A long-awaited CAP reform deal hangs in the balance, with farm leaders openly conceding that an end-of-June deadline once seen as crucial may now be missed.

With little more than a fortnight to go before Ireland hands over the EU presidency to Lithuania, major sticking points include a ceiling on direct payments for large farms, greening, and how to distribute payments more fairly across the EU.

DEFRA secretary Owen Paterson said: “I think there’s a 60:40 sporting chance we will get a deal on CAP reform under the Irish presidency. If not, next year’s EU parliamentary elections will delay any deal even further.”

Mr Paterson was speaking to Farmers Weekly after EU farmers’ body Copa-Cogeca wrote to the European Parliament warning failure to meet the deadline could lead to years of uncertainty for growers and livestock producers.

A deal was vital to ensure a viable EU agri-food sector, said Copa-Cogeca secretary general Pekka Pesonen. “We clearly do not want a deal at any price, but we do not believe that prolonging the talks beyond June will achieve anything,” he said.

“Positions are known.

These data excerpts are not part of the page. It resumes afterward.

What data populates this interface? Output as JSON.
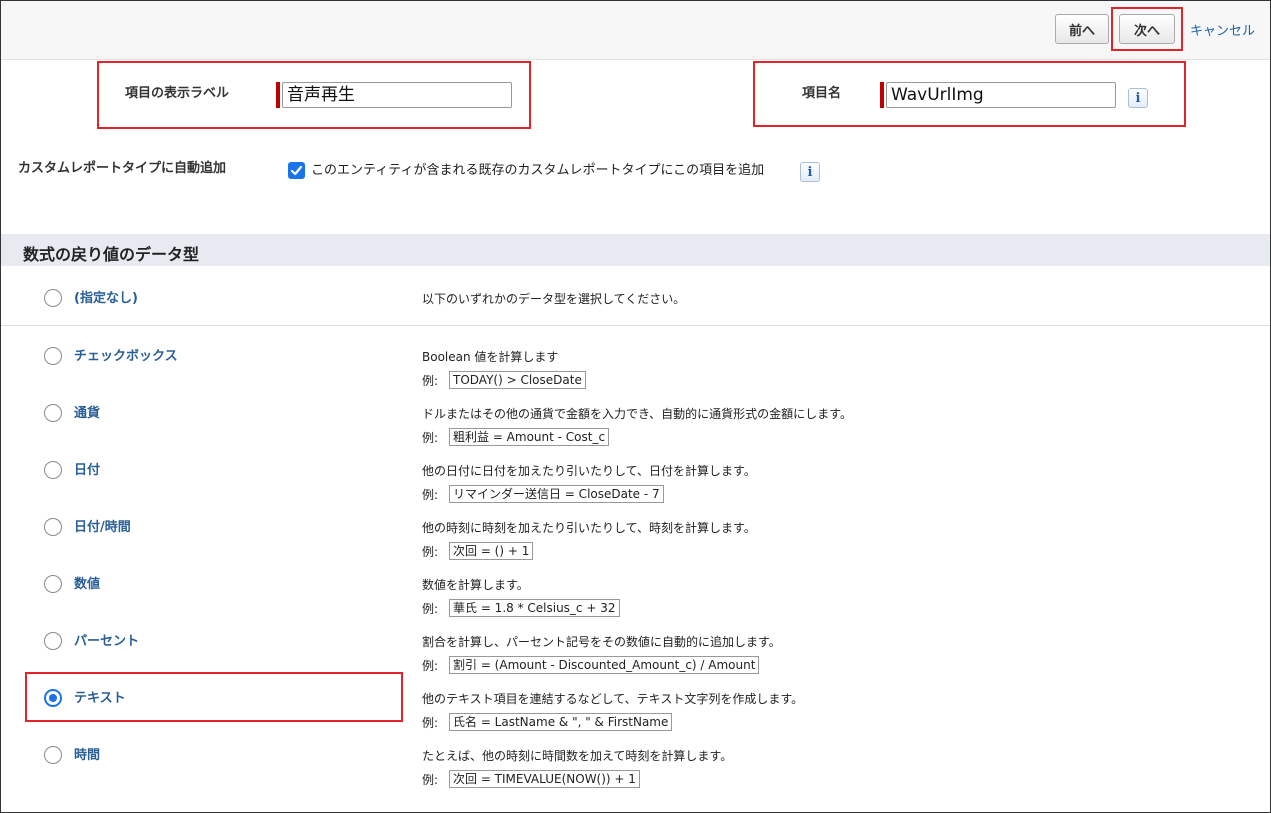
{
  "toolbar": {
    "prev_label": "前へ",
    "next_label": "次へ",
    "cancel_label": "キャンセル"
  },
  "fields": {
    "display_label": {
      "label": "項目の表示ラベル",
      "value": "音声再生"
    },
    "field_name": {
      "label": "項目名",
      "value": "WavUrlImg"
    },
    "info_icon_text": "i"
  },
  "auto_add": {
    "label": "カスタムレポートタイプに自動追加",
    "checked": true,
    "checkbox_text": "このエンティティが含まれる既存のカスタムレポートタイプにこの項目を追加"
  },
  "section": {
    "title": "数式の戻り値のデータ型"
  },
  "example_prefix": "例:",
  "options": [
    {
      "label": "(指定なし)",
      "selected": false,
      "description": "以下のいずれかのデータ型を選択してください。",
      "example": ""
    },
    {
      "label": "チェックボックス",
      "selected": false,
      "description": "Boolean 値を計算します",
      "example": "TODAY() > CloseDate"
    },
    {
      "label": "通貨",
      "selected": false,
      "description": "ドルまたはその他の通貨で金額を入力でき、自動的に通貨形式の金額にします。",
      "example": "粗利益 = Amount - Cost_c"
    },
    {
      "label": "日付",
      "selected": false,
      "description": "他の日付に日付を加えたり引いたりして、日付を計算します。",
      "example": "リマインダー送信日 = CloseDate - 7"
    },
    {
      "label": "日付/時間",
      "selected": false,
      "description": "他の時刻に時刻を加えたり引いたりして、時刻を計算します。",
      "example": "次回 = () + 1"
    },
    {
      "label": "数値",
      "selected": false,
      "description": "数値を計算します。",
      "example": "華氏 = 1.8 * Celsius_c + 32"
    },
    {
      "label": "パーセント",
      "selected": false,
      "description": "割合を計算し、パーセント記号をその数値に自動的に追加します。",
      "example": "割引 = (Amount - Discounted_Amount_c) / Amount"
    },
    {
      "label": "テキスト",
      "selected": true,
      "description": "他のテキスト項目を連結するなどして、テキスト文字列を作成します。",
      "example": "氏名 = LastName & \", \" & FirstName"
    },
    {
      "label": "時間",
      "selected": false,
      "description": "たとえば、他の時刻に時間数を加えて時刻を計算します。",
      "example": "次回 = TIMEVALUE(NOW()) + 1"
    }
  ],
  "colors": {
    "highlight": "#e0242a",
    "accent": "#1a73e8",
    "link": "#2a5e97",
    "section_bg": "#e7eaf1"
  }
}
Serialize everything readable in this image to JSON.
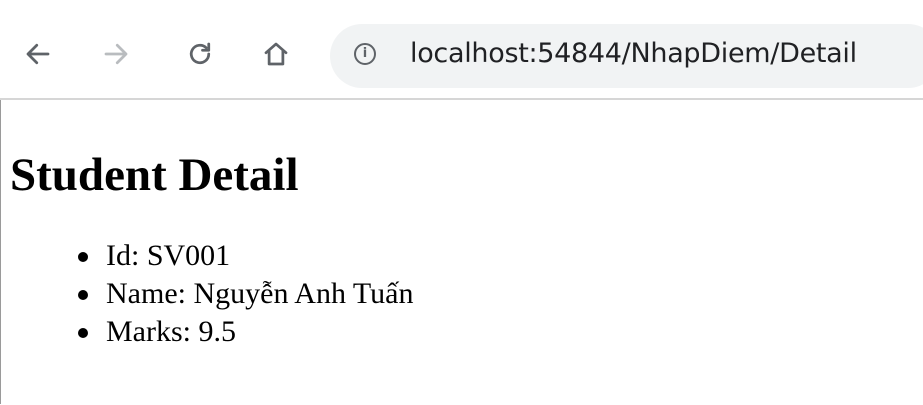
{
  "browser": {
    "url": "localhost:54844/NhapDiem/Detail",
    "icons": {
      "back": "arrow-left-icon",
      "forward": "arrow-right-icon",
      "reload": "reload-icon",
      "home": "home-icon",
      "site_info": "info-icon"
    }
  },
  "page": {
    "title": "Student Detail",
    "items": [
      {
        "text": "Id: SV001"
      },
      {
        "text": "Name: Nguyễn Anh Tuấn"
      },
      {
        "text": "Marks: 9.5"
      }
    ]
  }
}
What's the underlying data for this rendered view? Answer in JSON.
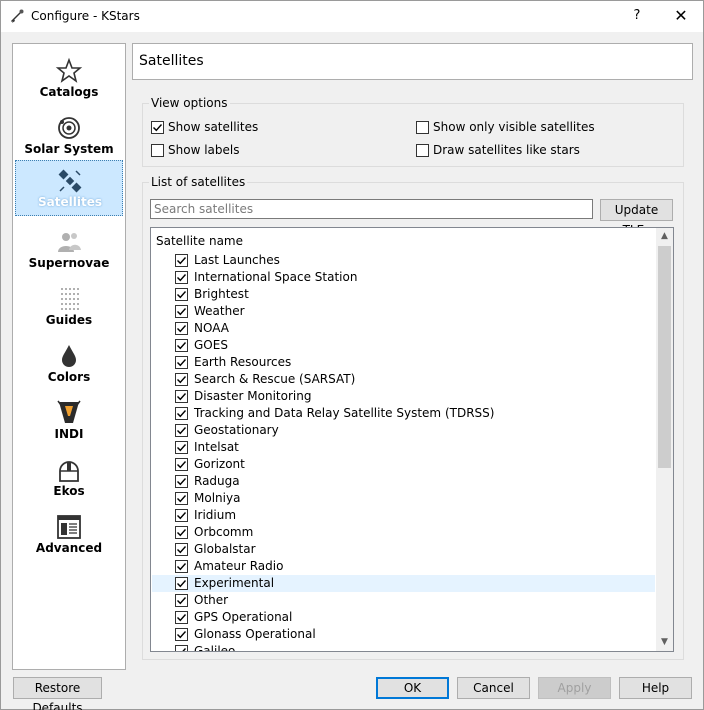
{
  "window": {
    "title": "Configure - KStars",
    "help_glyph": "?",
    "close_glyph": "✕"
  },
  "sidebar": {
    "items": [
      {
        "label": "Catalogs",
        "icon": "star-outline-icon"
      },
      {
        "label": "Solar System",
        "icon": "solar-system-icon"
      },
      {
        "label": "Satellites",
        "icon": "satellite-icon",
        "selected": true
      },
      {
        "label": "Supernovae",
        "icon": "supernovae-icon"
      },
      {
        "label": "Guides",
        "icon": "guides-dots-icon"
      },
      {
        "label": "Colors",
        "icon": "color-drop-icon"
      },
      {
        "label": "INDI",
        "icon": "indi-icon"
      },
      {
        "label": "Ekos",
        "icon": "ekos-dome-icon"
      },
      {
        "label": "Advanced",
        "icon": "advanced-window-icon"
      }
    ]
  },
  "page": {
    "title": "Satellites",
    "view_options": {
      "title": "View options",
      "show_satellites": {
        "label": "Show satellites",
        "checked": true
      },
      "show_labels": {
        "label": "Show labels",
        "checked": false
      },
      "show_only_visible": {
        "label": "Show only visible satellites",
        "checked": false
      },
      "draw_like_stars": {
        "label": "Draw satellites like stars",
        "checked": false
      }
    },
    "list_group": {
      "title": "List of satellites",
      "search_placeholder": "Search satellites",
      "update_button": "Update TLEs",
      "column_header": "Satellite name",
      "items": [
        "Last Launches",
        "International Space Station",
        "Brightest",
        "Weather",
        "NOAA",
        "GOES",
        "Earth Resources",
        "Search & Rescue (SARSAT)",
        "Disaster Monitoring",
        "Tracking and Data Relay Satellite System (TDRSS)",
        "Geostationary",
        "Intelsat",
        "Gorizont",
        "Raduga",
        "Molniya",
        "Iridium",
        "Orbcomm",
        "Globalstar",
        "Amateur Radio",
        "Experimental",
        "Other",
        "GPS Operational",
        "Glonass Operational",
        "Galileo"
      ],
      "hovered_index": 19
    }
  },
  "footer": {
    "restore_defaults": "Restore Defaults",
    "ok": "OK",
    "cancel": "Cancel",
    "apply": "Apply",
    "help": "Help"
  },
  "colors": {
    "selection": "#cce8ff",
    "accent": "#0078d7"
  }
}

All sides just have to compromise. If no agreement is reached now, it could be years before one is got, causing uncertainty for farmers and political instability. This is the last thing farmers, or indeed Europe, need.”

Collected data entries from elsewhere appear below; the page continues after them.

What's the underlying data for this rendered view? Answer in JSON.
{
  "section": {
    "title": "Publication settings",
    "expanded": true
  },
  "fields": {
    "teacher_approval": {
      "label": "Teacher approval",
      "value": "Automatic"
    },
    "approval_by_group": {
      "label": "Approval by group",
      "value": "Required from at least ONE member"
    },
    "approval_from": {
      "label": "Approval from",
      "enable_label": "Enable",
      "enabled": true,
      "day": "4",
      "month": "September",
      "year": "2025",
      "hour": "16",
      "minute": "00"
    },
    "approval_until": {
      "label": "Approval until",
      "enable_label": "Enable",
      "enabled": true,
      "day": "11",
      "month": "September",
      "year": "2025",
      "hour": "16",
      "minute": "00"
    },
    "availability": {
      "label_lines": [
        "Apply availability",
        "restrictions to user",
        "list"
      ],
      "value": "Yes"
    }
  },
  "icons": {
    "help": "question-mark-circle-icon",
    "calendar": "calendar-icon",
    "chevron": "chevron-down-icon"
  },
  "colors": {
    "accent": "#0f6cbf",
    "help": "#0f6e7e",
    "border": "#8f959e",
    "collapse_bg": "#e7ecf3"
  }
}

Talks are set to go to the wire with little compromise ahead of the final farm council meeting under the Irish presidency, which starts in Luxembourg on 24 June. Lithuania takes on the presidency for the first time from 1 July.

Ulster Unionist MEP Jim Nicholson, agriculture spokesman for the European Conservatives and Reformists group, agreed it was “extremely unlikely” the right agreement could be achieved in the tight timeframe that remains under the Irish presidency.

The warnings came as NFU president Peter Kendall said the government’s drive for modulation was masking its failure to secure a fair deal from Brussels for farmers from the country’s “Pillar 2” rural development programmes.

Speaking at this week’s Cereals 2013 event, Mr Kendall said the latest numbers confirmed the UK would be allocated the lowest share of funds of all member states on a per hectare basis. Farmers faced significant reductions compared with the current budget, he said.

“Despite the rhetoric we have heard from the government about the importance of the Pillar 2 rural development and its willingness to fight for a fair deal for English farmers, negotiators have come back from Europe in a worse position than we started.”

UK farmers had started with very little but would now get even less. The allocation would fall by 16% in the first year of the programme, rising to cuts of 27% in the final year – equivalent to a 22% drop over the seven-year period compared with rolling on the 2013 budget over the same period.

By 2020, UK farmers would see less money coming back to the UK than they contributed across into the pot by way of the compulsory EU modulation transfers in 2013, Mr Kendall said.

“At the same time, other countries like France, Italy and Ireland have managed to secure special offerings. The French got an extra €1bn, the Italians €1.5bn and even the Finnish got €600m.